Solution: Bold Graphics. To improve visibility for patients, especially from a distance, signage throughout the clinic is large and high contrast, while graphics and numbers are bold and distinct.  For instance, the optical shop showcases a feature wall, which hosts a welcoming mural with the clinic’s friendly “Casey” mascot, that can be seen from the lobby. A frit pattern on the shop’s glass storefront also helps to indicate the glass enclosure as a barrier and guide patients to the shop entry.

Light Sensitivity

Challenge: The team found patients whose eyes were dilated for their exam waited with their heads between their legs to shield their eyes from daylight and stark white walls.

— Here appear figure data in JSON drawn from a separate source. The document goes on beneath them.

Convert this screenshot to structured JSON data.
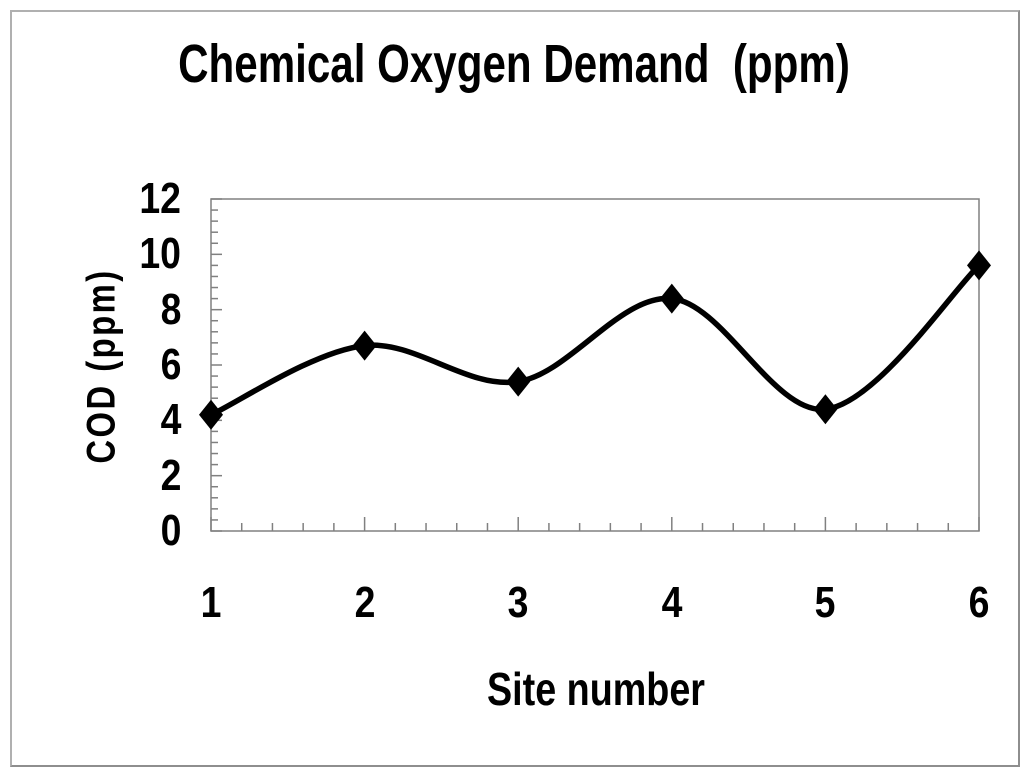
{
  "frame": {
    "border_color": "#9e9e9e",
    "background_color": "#ffffff"
  },
  "chart_data": {
    "type": "line",
    "title": "Chemical Oxygen Demand  (ppm)",
    "xlabel": "Site number",
    "ylabel": "COD (ppm)",
    "categories": [
      "1",
      "2",
      "3",
      "4",
      "5",
      "6"
    ],
    "series": [
      {
        "name": "COD",
        "values": [
          4.2,
          6.7,
          5.4,
          8.4,
          4.4,
          9.6
        ]
      }
    ],
    "ylim": [
      0,
      12
    ],
    "y_major_step": 2,
    "y_minor_step": 0.4,
    "x_minor_divisions": 5,
    "y_tick_labels": [
      "0",
      "2",
      "4",
      "6",
      "8",
      "10",
      "12"
    ],
    "smoothed": true,
    "marker": "diamond",
    "line_color": "#000000",
    "marker_color": "#000000",
    "axis_color": "#808080",
    "text_color": "#000000",
    "grid": false,
    "legend": "none"
  }
}
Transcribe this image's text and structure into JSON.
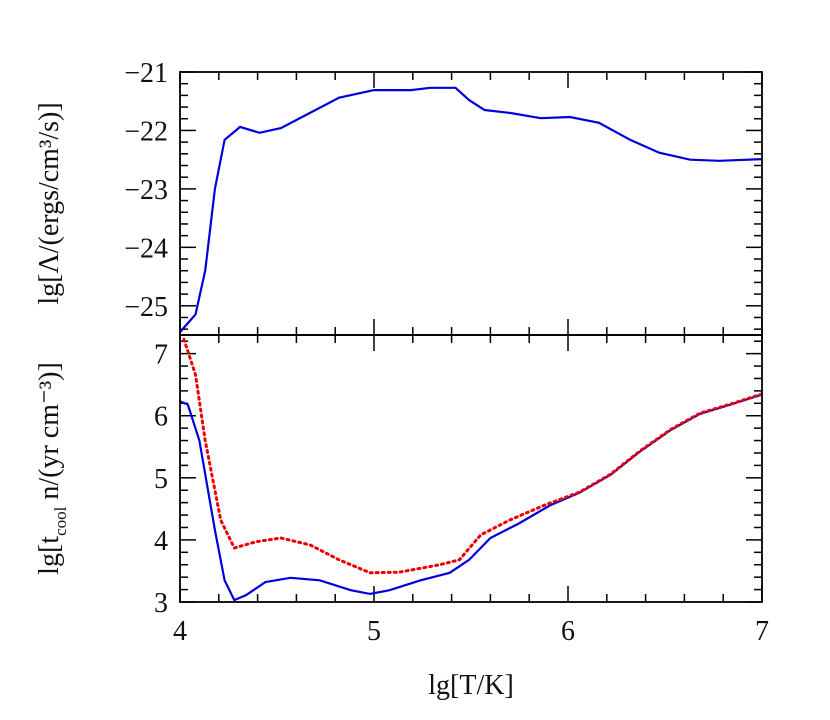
{
  "chart_data": [
    {
      "type": "line",
      "ylabel": "lg[Λ/(ergs/cm³/s)]",
      "xlim": [
        4,
        7
      ],
      "xticks": [
        4,
        5,
        6,
        7
      ],
      "xminorticks": [
        4.2,
        4.4,
        4.6,
        4.8,
        5.2,
        5.4,
        5.6,
        5.8,
        6.2,
        6.4,
        6.6,
        6.8
      ],
      "ylim": [
        -25.5,
        -21
      ],
      "yticks": [
        {
          "value": -21,
          "label": "−21"
        },
        {
          "value": -22,
          "label": "−22"
        },
        {
          "value": -23,
          "label": "−23"
        },
        {
          "value": -24,
          "label": "−24"
        },
        {
          "value": -25,
          "label": "−25"
        }
      ],
      "yminorticks": [
        -21.2,
        -21.4,
        -21.6,
        -21.8,
        -22.2,
        -22.4,
        -22.6,
        -22.8,
        -23.2,
        -23.4,
        -23.6,
        -23.8,
        -24.2,
        -24.4,
        -24.6,
        -24.8,
        -25.2,
        -25.4
      ],
      "series": [
        {
          "color": "#0000dd",
          "dash": false,
          "x": [
            4.0,
            4.08,
            4.13,
            4.18,
            4.23,
            4.31,
            4.41,
            4.52,
            4.67,
            4.82,
            5.0,
            5.19,
            5.29,
            5.42,
            5.49,
            5.57,
            5.7,
            5.86,
            6.01,
            6.16,
            6.32,
            6.47,
            6.63,
            6.78,
            7.0
          ],
          "values": [
            -25.45,
            -25.15,
            -24.4,
            -23.0,
            -22.16,
            -21.94,
            -22.04,
            -21.96,
            -21.7,
            -21.44,
            -21.31,
            -21.31,
            -21.27,
            -21.27,
            -21.48,
            -21.65,
            -21.7,
            -21.79,
            -21.77,
            -21.87,
            -22.16,
            -22.38,
            -22.5,
            -22.52,
            -22.49
          ]
        }
      ]
    },
    {
      "type": "line",
      "xlabel": "lg[T/K]",
      "ylabel": {
        "main": "lg[t",
        "sub": "cool",
        "rest": " n/(yr cm⁻³)]"
      },
      "xlim": [
        4,
        7
      ],
      "xticks": [
        4,
        5,
        6,
        7
      ],
      "xminorticks": [
        4.2,
        4.4,
        4.6,
        4.8,
        5.2,
        5.4,
        5.6,
        5.8,
        6.2,
        6.4,
        6.6,
        6.8
      ],
      "ylim": [
        3,
        7.3
      ],
      "yticks": [
        3,
        4,
        5,
        6,
        7
      ],
      "yminorticks": [
        3.2,
        3.4,
        3.6,
        3.8,
        4.2,
        4.4,
        4.6,
        4.8,
        5.2,
        5.4,
        5.6,
        5.8,
        6.2,
        6.4,
        6.6,
        6.8,
        7.2
      ],
      "series": [
        {
          "color": "#0000dd",
          "dash": false,
          "x": [
            4.0,
            4.04,
            4.1,
            4.18,
            4.23,
            4.28,
            4.34,
            4.44,
            4.57,
            4.72,
            4.88,
            4.98,
            5.08,
            5.24,
            5.39,
            5.49,
            5.6,
            5.75,
            5.91,
            6.06,
            6.22,
            6.37,
            6.53,
            6.68,
            6.84,
            7.0
          ],
          "values": [
            6.23,
            6.18,
            5.6,
            4.16,
            3.35,
            3.03,
            3.11,
            3.32,
            3.39,
            3.35,
            3.19,
            3.13,
            3.19,
            3.35,
            3.47,
            3.68,
            4.03,
            4.27,
            4.56,
            4.76,
            5.05,
            5.42,
            5.77,
            6.03,
            6.18,
            6.34
          ]
        },
        {
          "color": "#ee0000",
          "dash": true,
          "x": [
            4.02,
            4.08,
            4.13,
            4.21,
            4.28,
            4.39,
            4.52,
            4.67,
            4.82,
            4.98,
            5.13,
            5.34,
            5.44,
            5.55,
            5.7,
            5.88,
            6.06,
            6.22,
            6.37,
            6.53,
            6.68,
            6.84,
            7.0
          ],
          "values": [
            7.23,
            6.66,
            5.6,
            4.32,
            3.87,
            3.97,
            4.03,
            3.92,
            3.68,
            3.47,
            3.48,
            3.6,
            3.68,
            4.08,
            4.32,
            4.56,
            4.77,
            5.06,
            5.43,
            5.78,
            6.04,
            6.19,
            6.35
          ]
        }
      ]
    }
  ]
}
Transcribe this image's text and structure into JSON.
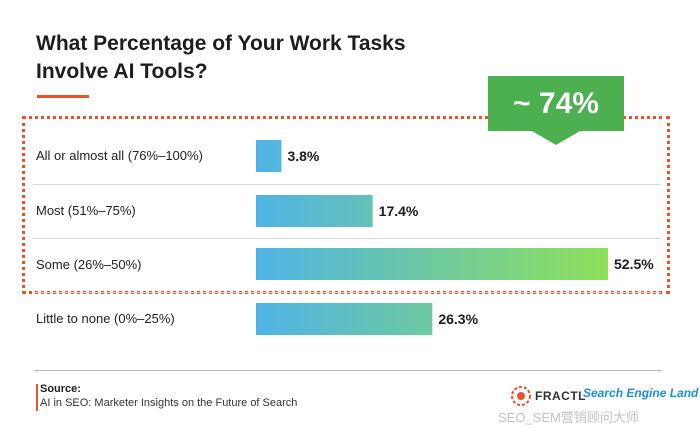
{
  "title": "What Percentage of Your Work Tasks Involve AI Tools?",
  "callout": {
    "text": "~ 74%",
    "color": "#4caf50"
  },
  "accent_color": "#e8512a",
  "chart_data": {
    "type": "bar",
    "orientation": "horizontal",
    "title": "What Percentage of Your Work Tasks Involve AI Tools?",
    "categories": [
      "All or almost all (76%–100%)",
      "Most (51%–75%)",
      "Some (26%–50%)",
      "Little to none (0%–25%)"
    ],
    "values": [
      3.8,
      17.4,
      52.5,
      26.3
    ],
    "value_labels": [
      "3.8%",
      "17.4%",
      "52.5%",
      "26.3%"
    ],
    "xlim": [
      0,
      52.5
    ],
    "gradient_colors": [
      "#4fb3e6",
      "#8fe05a"
    ],
    "annotation": "~ 74%",
    "grid": false
  },
  "source": {
    "title": "Source:",
    "text": "AI in SEO: Marketer Insights on the Future of Search"
  },
  "logos": {
    "fractl": "FRACTL",
    "sel": "Search Engine Land"
  },
  "watermark": "SEO_SEM营销顾问大师"
}
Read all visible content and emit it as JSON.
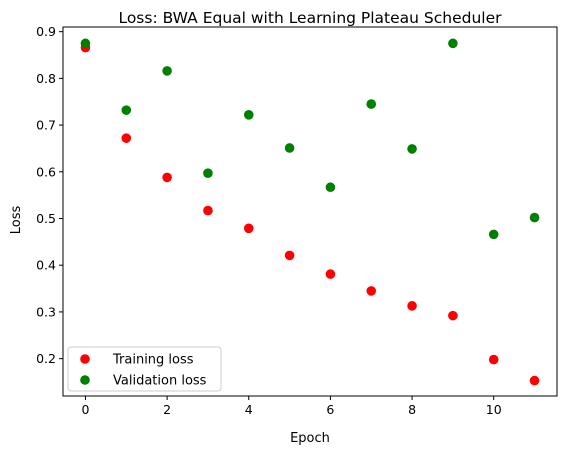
{
  "chart_data": {
    "type": "scatter",
    "title": "Loss: BWA Equal with Learning Plateau Scheduler",
    "xlabel": "Epoch",
    "ylabel": "Loss",
    "xlim": [
      -0.55,
      11.55
    ],
    "ylim": [
      0.12,
      0.91
    ],
    "xticks": [
      0,
      2,
      4,
      6,
      8,
      10
    ],
    "yticks": [
      0.2,
      0.3,
      0.4,
      0.5,
      0.6,
      0.7,
      0.8,
      0.9
    ],
    "grid": false,
    "legend_position": "lower-left",
    "series": [
      {
        "name": "Training loss",
        "color": "#ff0000",
        "x": [
          0,
          1,
          2,
          3,
          4,
          5,
          6,
          7,
          8,
          9,
          10,
          11
        ],
        "y": [
          0.866,
          0.672,
          0.588,
          0.517,
          0.479,
          0.421,
          0.381,
          0.345,
          0.313,
          0.292,
          0.198,
          0.153
        ]
      },
      {
        "name": "Validation loss",
        "color": "#008000",
        "x": [
          0,
          1,
          2,
          3,
          4,
          5,
          6,
          7,
          8,
          9,
          10,
          11
        ],
        "y": [
          0.875,
          0.732,
          0.816,
          0.597,
          0.722,
          0.651,
          0.567,
          0.745,
          0.649,
          0.875,
          0.466,
          0.502
        ]
      }
    ]
  }
}
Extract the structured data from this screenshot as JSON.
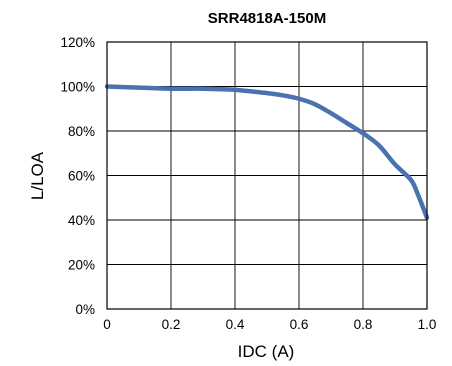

Solution: A Customizable, Calming Oasis. To provide a soothing, choice-driven experience for patients dilated during their visit, the new clinic features quiet spaces with dimmable lighting. For instance, sub-waiting zones in the children’s exam corridor are programmed with adjustable light settings and gentle, darker colors. Unlike the typical clinic, daylight is minimized throughout and limited to primarily public and staff spaces. The team considered acoustics as well, as patients with eye conditions and patients undergoing dilation can be more sensitive to sound. Playful acoustic panels in sub-waiting zones and in the cafe are inspired by ophthalmological “visual field” diagrams provided by OHSU. Seating areas also feature a dividing wall that creates quiet and active zones, and even hosts a whimsical child-sized opening for young patients to explore.

Dimmable lights and acoustic panels in sub-waiting zones provide a calm and soothing experience for patients undergoing dilation.

Wayfinding Issues

Challenge: The existing clinic lacked a sensory-rich arrival experience to help orient and calm patients, so it was key to create a welcoming entry sequence that offers both a sense of inviting familiarity as well as engaging novelty.

Solution: Textural Variety. A restorative garden adjacent to the clinic drop-off encourages a multi-sensory experience for young patients and their loved ones via textural changes and a tactile wall.  Landscape elements were also selected to build on other senses in lieu of vision. The garden includes a diverse array of fragrant and tactile plants to provide sensory interest—as well as welcoming familiarity—throughout the year. In addition, the team removed all vertical exterior pathway elements such as signs and bollards to create a barrier-free entry, while materials were specified to enhance visibility. For instance, the project uses a darker than typical sand finish to reduce glare and light levels for patients.

By designing with empathy grounded in research that considers  the unique needs of people with eye conditions, we can help our clients better care for patients as individuals—and provide a welcoming and safe space to support them—by first seeing the world through their eyes.